The tension between the imperatives of economic and biological survival recur again in a chapter called “The Castaway” in which the young Black cabin boy Pip falls overboard while pursuing a whale, much to the consternation of his mates who must cut the whale free in order to save him. Stubb, another member of the Pequod’s crew, threatens, “We can’t afford to lose whales by the likes of you; a whale would sell for thirty times what you would, Pip, in Alabama,” which leads Ishmael to reflect, “Hereby perhaps Stubb indirectly hinted, that though man loves his fellow, yet man is a money-making animal, which propensity too often interferes with his benevolence.” Stubb’s valuation of Pip in market terms indicates just how little Black lives matter in a society that practices the dehumanizing institution of slavery. Ishmael’s ensuing observation about the tendency of money to pervert human relationships prompts readers to reflect on the historical nexus of slavery and capitalism, the ill effects of which remain potent sources of injustice today.

That the tensions engendered by the whaling enterprise sometimes explode into outright rebellion is evident in the chapter entitled, “The Town Ho’s Story” in which Ishmael recounts a tale he has been told by his crew mate Tashtego about a dramatic mutiny aboard another whaling ship, the Town Ho. In the story, the Town Ho’s overweening second officer, Radney, threatens to strike a sailor named Steelkit with a hammer if he doesn’t sweep the ship’s deck. Steelkit refuses and hits the first officer, leading to a mutiny as Steelkit’s fellow lakemen (so called because they all hail from the Great Lakes) rally to his cause. Steelkit’s comrades eventually betray him after getting locked below decks. But Steelkit gets the last laugh as Radney is devoured by Moby Dick after the Town Ho encounters the great white whale and gives chase. As well as being a story within a story—yet another hallmark of the anatomy genre—“The Town Ho’s Story” vividly illustrates the hierarchies of whaling and the propensity for the abuse of authority to provoke rebellion.
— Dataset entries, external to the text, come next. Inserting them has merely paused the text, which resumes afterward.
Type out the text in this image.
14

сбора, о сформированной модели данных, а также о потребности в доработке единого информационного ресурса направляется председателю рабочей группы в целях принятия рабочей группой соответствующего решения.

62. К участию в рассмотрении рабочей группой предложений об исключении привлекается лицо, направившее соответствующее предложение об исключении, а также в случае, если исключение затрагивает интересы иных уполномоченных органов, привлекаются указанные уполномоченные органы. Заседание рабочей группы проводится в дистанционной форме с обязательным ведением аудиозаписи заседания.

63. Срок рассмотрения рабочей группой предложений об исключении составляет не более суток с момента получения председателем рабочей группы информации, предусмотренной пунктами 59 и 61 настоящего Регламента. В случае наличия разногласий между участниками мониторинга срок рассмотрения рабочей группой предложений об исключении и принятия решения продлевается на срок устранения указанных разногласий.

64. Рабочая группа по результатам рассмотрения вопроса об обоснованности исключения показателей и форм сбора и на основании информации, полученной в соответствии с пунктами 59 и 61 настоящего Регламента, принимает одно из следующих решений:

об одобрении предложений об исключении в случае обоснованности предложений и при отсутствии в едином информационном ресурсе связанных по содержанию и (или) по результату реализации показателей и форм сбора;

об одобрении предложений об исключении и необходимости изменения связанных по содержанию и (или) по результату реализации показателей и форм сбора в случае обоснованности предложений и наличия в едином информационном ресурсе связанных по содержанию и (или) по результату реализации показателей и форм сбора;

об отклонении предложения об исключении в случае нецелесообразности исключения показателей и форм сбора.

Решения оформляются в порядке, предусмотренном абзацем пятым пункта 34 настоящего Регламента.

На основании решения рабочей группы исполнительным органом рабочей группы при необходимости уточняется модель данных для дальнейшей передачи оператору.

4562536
If, as is often observed, Moby Dick contains many elements of political allegory—the Pequod is a literal embodiment of the metaphorical ship of state; the frequent references to Leviathan of the Book of Job recall Thomas Hobbes’ political treatise of the same name; Ahab is a tyrant— then perhaps we should heed its warning. Trump is a farcical Ahab, of course, but it would be foolish to underestimate his weird charisma. Like Ahab, who woos the Pequod’s crew by appealing to the transcendent nature of his mission to hunt the great white whale, Trump has shown an ability to channel people’s frustrations into a similarly transcendent myth of lost American greatness. Needless to say, like Ahab’s monomania, Trump’s megalomania will only lead to destruction. Yet defeating him will require more than appealing to the status quo ante. Just as Starbuck’s prosaic admonitions to focus on business as usual fail to compete with the poetic thrill of the chase, Democrats’ invocations of a mythical time before Trump when all was well will fail to elicit the enthusiasm necessary to sweep him out of office. The eruption of protest in the wake of the excruciating killing of George Floyd by Minneapolis police officer Derek Chauvin indicates the yearning for a more ambitious agenda of deep reforms, and it shows, as Ishmael remarks, that more often than not it is the people who must lead.